This week, ZDNet’s Steven J. Vaughan-Nichols asked Linus Torvalds and Greg Kroah-Hartman about the ability to write new Linux kernel code in Rust – a powerful yet memory-safe language sponsored by the Mozilla project.
C vs rust
As of now, the Linux kernel is written in the C programming language – essentially the same language used to write kernels for Unix and Unix-like operating systems since the 1970s. The great thing about C is that it’s not an assembly language – it’s significantly easier to read and write, and it’s generally much closer to being directly transferable between hardware architectures. However, C still opens you up to almost the entire range of catastrophic errors possible in editing.
In particular, as a non-memory managed language, C opens the programmer to memory leaks and buffer overflows. When you’re done with a variable you’ve created, you need to explicitly destroy it – otherwise old orphaned variables will pile up until the system crashes. Likewise, you have to allocate memory to store data in – and if you try to put too much data in too little RAM, you’ll end up overwriting locations you shouldn’t.
High-level languages, such as PHP, Python, or Java, are intended to be both easier to read and write and more secure to write code in. Much of the added security they provide comes from implicit memory management – the language itself will reject allowing you to cram 16K of data into a 2K buffer, preventing buffer overflow. Similarly, high-level languages automatically claim “orphan” RAM via garbage collection – if a function creates a variable that can only be read by that function, then the function terminates, the language will reclaim the variable once it is no longer accessible.
Rust, like Google’s Go, is one of a new generation of languages that aims to hit somewhere in between – it offers the raw speed, flexibility, and most of the direct mapping to hardware functionality that C would have, while providing a memory-safe environment.
Linux Plumbers 2020
At the Linux Plumbers conference in 2020, kernel developers began to seriously discuss the idea of using Rust language in the kernel. To be clear, the idea isn’t a complete rewrite of the kernel in Rust – just the addition of new code, written in Rust, that fits neatly into the existing kernel infrastructure.
Torvalds didn’t seem shocked by the idea – he even requested that the Rust compiler be enabled by default in the kernel build environment. This did not mean that Rust code submissions would be randomly accepted in the kernel. Enabling automatic checks for the presence of Rust compiler simply meant making it as easy as possible to get potential submissions built (and automatically tested) correctly, like any other kernel code would.
Fast forward to 2021
Much work has been done on Rust in the kernel since the Linux Plumber’s Conference of 2020, including on a Rust language port from GNU Coreutils. The port’s author, Sylvestre Ledru — a Mozilla director and Debian developer — describes it as in working condition, but not yet ready for production. Ultimately, the Rust port could replace the original GNU Coreutils in some environments, with built-in thread protection and immunity to memory management errors such as buffer overflows.

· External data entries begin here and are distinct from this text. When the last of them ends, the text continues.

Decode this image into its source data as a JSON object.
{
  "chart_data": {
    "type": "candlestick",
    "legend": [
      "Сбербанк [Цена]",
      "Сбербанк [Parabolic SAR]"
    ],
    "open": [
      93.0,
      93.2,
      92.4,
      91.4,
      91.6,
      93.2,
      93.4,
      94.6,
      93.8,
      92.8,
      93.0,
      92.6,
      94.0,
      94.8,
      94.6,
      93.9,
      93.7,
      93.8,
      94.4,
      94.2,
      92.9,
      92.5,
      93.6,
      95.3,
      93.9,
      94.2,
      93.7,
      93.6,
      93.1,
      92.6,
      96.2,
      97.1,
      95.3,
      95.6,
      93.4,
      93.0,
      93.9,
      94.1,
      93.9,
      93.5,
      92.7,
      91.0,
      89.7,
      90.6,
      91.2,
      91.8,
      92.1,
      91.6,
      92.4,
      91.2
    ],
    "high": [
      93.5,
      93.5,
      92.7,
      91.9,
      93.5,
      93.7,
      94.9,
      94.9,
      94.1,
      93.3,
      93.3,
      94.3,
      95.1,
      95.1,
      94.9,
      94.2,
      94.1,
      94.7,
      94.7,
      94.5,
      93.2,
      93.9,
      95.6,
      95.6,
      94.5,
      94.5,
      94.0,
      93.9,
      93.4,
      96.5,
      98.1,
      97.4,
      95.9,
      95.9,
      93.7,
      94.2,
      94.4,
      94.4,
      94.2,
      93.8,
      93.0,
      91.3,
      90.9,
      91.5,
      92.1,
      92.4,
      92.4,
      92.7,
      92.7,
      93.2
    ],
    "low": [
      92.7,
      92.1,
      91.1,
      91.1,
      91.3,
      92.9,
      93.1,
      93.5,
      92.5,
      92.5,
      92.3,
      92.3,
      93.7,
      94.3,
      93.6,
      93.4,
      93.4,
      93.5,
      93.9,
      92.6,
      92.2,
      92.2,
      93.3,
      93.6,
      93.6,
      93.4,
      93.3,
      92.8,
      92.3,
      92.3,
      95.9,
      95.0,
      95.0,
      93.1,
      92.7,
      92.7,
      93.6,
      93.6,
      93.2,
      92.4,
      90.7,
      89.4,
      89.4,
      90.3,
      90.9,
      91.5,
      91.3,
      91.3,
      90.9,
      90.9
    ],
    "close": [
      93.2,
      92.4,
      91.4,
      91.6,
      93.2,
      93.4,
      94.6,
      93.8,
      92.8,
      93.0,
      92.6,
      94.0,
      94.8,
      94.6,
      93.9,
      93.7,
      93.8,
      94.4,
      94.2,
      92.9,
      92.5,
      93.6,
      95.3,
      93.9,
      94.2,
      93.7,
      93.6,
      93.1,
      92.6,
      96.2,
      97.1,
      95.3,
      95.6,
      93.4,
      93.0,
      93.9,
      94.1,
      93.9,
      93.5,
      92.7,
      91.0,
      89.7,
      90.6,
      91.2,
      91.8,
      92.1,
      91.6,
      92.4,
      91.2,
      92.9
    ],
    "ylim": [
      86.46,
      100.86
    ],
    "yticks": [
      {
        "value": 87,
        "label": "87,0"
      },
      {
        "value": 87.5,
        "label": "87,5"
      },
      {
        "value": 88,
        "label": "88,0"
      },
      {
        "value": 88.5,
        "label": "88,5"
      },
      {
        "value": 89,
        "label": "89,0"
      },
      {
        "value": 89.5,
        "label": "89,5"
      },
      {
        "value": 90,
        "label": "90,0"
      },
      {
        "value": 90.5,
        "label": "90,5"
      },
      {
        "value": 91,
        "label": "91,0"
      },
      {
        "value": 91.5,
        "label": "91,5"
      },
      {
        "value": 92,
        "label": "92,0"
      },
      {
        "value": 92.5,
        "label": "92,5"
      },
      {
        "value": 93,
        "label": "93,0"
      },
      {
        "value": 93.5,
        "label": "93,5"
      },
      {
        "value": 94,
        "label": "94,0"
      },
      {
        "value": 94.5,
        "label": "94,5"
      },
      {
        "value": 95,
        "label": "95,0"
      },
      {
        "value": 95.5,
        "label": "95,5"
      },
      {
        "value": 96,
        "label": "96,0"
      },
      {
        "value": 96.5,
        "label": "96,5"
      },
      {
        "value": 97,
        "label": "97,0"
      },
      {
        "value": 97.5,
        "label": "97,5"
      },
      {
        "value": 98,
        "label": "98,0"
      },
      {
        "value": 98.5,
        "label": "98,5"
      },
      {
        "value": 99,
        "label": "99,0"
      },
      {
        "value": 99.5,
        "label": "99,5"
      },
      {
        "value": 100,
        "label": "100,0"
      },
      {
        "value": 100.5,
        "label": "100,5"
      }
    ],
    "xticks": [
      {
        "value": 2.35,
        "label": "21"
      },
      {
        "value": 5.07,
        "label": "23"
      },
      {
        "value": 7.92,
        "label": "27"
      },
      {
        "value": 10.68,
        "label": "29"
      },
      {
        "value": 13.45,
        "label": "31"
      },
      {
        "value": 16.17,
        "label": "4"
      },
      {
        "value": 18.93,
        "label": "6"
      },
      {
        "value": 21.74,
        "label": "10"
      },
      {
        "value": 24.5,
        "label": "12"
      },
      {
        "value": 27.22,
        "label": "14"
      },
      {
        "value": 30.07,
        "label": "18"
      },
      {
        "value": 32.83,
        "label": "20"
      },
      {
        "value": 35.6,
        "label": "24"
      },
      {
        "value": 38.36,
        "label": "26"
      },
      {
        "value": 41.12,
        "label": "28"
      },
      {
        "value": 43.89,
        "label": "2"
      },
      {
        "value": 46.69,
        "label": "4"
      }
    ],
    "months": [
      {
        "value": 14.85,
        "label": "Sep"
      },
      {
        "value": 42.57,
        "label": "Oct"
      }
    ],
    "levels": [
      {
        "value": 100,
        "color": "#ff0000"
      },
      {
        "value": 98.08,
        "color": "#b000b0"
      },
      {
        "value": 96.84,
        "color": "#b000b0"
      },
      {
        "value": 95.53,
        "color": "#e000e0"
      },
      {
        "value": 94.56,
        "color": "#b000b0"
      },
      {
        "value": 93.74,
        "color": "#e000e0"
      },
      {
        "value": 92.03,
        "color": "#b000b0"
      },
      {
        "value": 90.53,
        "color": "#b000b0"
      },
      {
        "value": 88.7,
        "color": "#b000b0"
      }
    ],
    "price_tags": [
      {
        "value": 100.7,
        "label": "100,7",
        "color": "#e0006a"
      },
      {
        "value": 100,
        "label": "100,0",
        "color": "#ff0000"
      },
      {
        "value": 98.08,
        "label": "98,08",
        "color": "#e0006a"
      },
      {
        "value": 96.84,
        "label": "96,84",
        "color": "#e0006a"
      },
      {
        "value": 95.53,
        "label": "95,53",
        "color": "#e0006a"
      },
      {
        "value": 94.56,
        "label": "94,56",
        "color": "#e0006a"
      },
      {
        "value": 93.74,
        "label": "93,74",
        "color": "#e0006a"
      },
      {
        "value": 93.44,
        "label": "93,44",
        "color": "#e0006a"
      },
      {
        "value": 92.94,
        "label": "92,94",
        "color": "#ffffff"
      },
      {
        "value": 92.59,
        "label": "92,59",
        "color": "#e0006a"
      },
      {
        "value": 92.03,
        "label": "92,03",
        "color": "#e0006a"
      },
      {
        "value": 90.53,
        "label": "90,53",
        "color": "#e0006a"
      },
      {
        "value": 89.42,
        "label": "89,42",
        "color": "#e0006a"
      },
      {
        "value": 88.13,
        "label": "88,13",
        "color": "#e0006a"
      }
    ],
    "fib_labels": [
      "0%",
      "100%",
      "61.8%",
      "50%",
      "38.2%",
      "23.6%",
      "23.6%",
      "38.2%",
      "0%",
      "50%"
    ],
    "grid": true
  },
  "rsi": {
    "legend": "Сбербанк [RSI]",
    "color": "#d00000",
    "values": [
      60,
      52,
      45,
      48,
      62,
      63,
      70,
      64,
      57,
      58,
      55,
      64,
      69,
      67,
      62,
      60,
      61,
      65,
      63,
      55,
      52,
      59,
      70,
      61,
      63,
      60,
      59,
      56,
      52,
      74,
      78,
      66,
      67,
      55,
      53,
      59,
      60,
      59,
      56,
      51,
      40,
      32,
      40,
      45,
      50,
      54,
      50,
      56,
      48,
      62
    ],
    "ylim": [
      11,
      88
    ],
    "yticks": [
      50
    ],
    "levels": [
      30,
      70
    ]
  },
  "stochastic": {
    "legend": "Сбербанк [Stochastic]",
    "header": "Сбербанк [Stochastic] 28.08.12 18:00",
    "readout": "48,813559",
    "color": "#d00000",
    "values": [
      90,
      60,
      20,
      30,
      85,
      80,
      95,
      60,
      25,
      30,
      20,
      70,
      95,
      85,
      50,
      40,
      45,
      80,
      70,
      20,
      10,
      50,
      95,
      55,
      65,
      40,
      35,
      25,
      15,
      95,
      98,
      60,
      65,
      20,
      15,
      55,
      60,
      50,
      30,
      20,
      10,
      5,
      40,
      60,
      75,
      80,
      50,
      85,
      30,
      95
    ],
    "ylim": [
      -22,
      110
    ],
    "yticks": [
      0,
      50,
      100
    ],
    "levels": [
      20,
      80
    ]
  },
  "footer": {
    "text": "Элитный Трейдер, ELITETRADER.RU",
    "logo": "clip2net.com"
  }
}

Torvalds says he’s in the “wait and see” camp on all of this:
I’m interested in the project, but I think it’s driven by people who are really excited about Rust, and I want to see how it works in practice.
Torvalds describes device drivers as obvious low-hanging fruit for potential new work in Rust. He says that because there are tons of them, and they are relatively small and independent of other code.
Kernel manager Greg Kroah-Hartman agrees:
… drivers are probably the first place for an attempt like this, as they are the “end leaves” of the tree of dependencies in the kernel source. They depend on the core functionality of the kernel, but nothing depends on them.
Kroah-Hartman goes on to describe the difficulties to be overcome for a successful production integration of Rust code into a mainly C language kernel:
It will all come down to how well the interaction between the kernel core structures and lifetime rules written in C can be mapped to Rust structures and lifetime rules… That will take a lot of careful work from the developers who want to hook this all up, and I wish them every success.
An important first step
While we don’t expect a full implementation of the Linux kernel in Rust anytime soon, this early work on integrating Rust code into the kernel’s C infrastructure is likely to be very important.
Both Microsoft and the Linux community agree that two-thirds or more of security vulnerabilities result from memory security issues. As the complexity of software continues to increase, it becomes increasingly important to make it safer to write.